Almost never shown in the United States, 1991's "A Brighter Summer Day" may not even be the best of Yang's films, but it is among the foremost masterpieces of the 1990s - a dazzling meditation on Taiwan's past through the lens of 1960s high-school students and small-time gangsters, and their love of the rock 'n' roll music created in a far-away land. The Americanization of Taiwan becomes the explicit subject of Yang's last three films, with characters watching the Bulls play the Knicks and getting after-work drinks at a Taipei Friday's. "A Confucian Confusion," from 1994, is structured like a daytime soap, its roundelay of scheming lovers and loving schemers tempered by Yang's newfound taste for gentle comedy. The director's distaste for big business, and the loose ethics of the money culture, is palpable, but so is his sympathy for his confused characters. The murk grows even hazier in 1996's uneven "Mahjong," where small-time grifters and foreigners on the make bump up against the invisible outlines of a society restlessly transforming itself into something entirely new.
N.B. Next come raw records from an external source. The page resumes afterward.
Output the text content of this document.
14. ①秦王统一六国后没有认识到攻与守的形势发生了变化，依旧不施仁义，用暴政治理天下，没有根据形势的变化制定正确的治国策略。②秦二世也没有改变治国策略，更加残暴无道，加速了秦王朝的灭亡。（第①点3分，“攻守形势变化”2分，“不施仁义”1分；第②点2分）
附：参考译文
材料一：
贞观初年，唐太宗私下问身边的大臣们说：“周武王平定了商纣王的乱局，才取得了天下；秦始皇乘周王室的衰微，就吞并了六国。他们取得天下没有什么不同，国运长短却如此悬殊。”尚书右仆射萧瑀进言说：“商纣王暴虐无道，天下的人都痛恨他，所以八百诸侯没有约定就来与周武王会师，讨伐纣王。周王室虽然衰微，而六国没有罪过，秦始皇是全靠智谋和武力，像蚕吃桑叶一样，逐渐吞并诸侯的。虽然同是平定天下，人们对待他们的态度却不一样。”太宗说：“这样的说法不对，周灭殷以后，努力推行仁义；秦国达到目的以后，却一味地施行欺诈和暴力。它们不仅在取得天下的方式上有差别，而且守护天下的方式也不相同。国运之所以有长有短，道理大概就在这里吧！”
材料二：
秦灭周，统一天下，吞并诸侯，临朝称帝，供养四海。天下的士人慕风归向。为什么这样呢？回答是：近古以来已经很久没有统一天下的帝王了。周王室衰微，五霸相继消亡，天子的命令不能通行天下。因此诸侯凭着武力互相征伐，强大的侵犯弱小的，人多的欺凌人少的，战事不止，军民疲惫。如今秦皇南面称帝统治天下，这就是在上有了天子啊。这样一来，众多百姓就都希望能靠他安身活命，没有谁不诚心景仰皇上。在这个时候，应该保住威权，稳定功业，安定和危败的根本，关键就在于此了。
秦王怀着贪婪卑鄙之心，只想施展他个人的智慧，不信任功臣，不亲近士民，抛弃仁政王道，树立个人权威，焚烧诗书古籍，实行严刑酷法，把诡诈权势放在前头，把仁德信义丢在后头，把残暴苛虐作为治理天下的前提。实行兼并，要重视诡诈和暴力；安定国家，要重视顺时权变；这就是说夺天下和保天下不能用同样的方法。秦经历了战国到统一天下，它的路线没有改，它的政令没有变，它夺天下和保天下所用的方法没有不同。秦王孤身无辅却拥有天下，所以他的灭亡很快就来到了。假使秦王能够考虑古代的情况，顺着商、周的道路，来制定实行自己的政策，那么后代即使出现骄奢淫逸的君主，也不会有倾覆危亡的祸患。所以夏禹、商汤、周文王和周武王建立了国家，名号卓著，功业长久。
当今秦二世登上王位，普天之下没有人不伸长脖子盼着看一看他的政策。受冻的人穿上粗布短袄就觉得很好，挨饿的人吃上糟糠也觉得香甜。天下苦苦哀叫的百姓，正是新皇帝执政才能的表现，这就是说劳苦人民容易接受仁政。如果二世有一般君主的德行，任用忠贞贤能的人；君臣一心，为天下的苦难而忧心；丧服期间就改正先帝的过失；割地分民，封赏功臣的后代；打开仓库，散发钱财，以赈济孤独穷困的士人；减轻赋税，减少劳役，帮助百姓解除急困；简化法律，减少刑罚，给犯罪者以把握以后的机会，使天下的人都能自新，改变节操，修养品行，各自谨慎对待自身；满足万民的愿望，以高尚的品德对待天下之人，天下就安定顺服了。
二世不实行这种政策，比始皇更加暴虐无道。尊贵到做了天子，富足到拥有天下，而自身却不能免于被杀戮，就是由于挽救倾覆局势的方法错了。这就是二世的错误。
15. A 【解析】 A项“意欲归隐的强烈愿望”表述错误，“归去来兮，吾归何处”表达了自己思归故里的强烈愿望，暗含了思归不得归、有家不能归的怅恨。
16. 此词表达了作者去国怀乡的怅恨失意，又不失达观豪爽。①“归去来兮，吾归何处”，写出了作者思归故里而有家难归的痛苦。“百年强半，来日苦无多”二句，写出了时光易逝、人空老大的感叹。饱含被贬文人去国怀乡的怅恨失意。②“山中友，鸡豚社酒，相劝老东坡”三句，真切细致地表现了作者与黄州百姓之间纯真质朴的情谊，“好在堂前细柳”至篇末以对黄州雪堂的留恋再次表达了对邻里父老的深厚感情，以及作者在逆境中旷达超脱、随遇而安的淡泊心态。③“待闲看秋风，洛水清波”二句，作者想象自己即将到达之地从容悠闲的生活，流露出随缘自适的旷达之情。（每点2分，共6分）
Both films feel like test runs for Yang's last and greatest film, "Yi Yi," which synthesizes the comedy and tragedy of his '90s work into a single unified whole. Wu was cast in "Yi Yi" despite his own concerns about inexperience in front of the camera. "Yang told me, 'I don't want you to act,' " Wu remembers. " 'I just want you to be yourself: your normal repressed and a little sad self.' "

Wu's pair of films, while not nearly as assured as Yang's, are similarly restrained. In 1994's "A Borrowed Life," based on the life of Wu's father, acts of violence and chaos, which are numerous, mostly take place offscreen, or just out of sight. Like the family watching their patriarch's lingering death through a heavy curtain, we are often prevented from drinking in too much horror. "I don't use that kind of perspective or angle," notes Wu, "because it would look too much like Hollywood movies, and become boring."

"A Borrowed Life" expands beyond autobiography to take in an entire lost epoch in Taiwan's past. "This story is not just about my father, but about a whole generation of Taiwanese who were like orphans of history," says Wu.

Nowhere is the dilemma of the restricted viewpoint in closer focus than the six minutes that is all that currently exists of "The Wind." It's less an excerpt than a trailer, or more specifically a teaser for potential investors. "The Wind" would have made an unusual diversion in Yang's career for a number of reasons, being an animated film, set in the distant past, concerned with martial arts. The drawing for "The Wind" is lush and detailed, its deep-focus precision calling up comparisons to 19th-century Japanese painter Hiroshige as much as animation master Hayao Miyazaki.

In the short, Yang clowns around in his office with Jackie Chan, and a rapid-fire gallery of animated characters pose for the cameras, before the screen once more fades to black.

"The Wind" would likely have marked the start of a new phase in Yang's career, one that returned to the sense of lived history in "A Brighter Summer Day" and sought to drag it into the cinematic mainstream. Death closed a door on Edward Yang, and we are left with little more than another restricted perspective, only able to imagine what took place behind closed doors, and what might have been.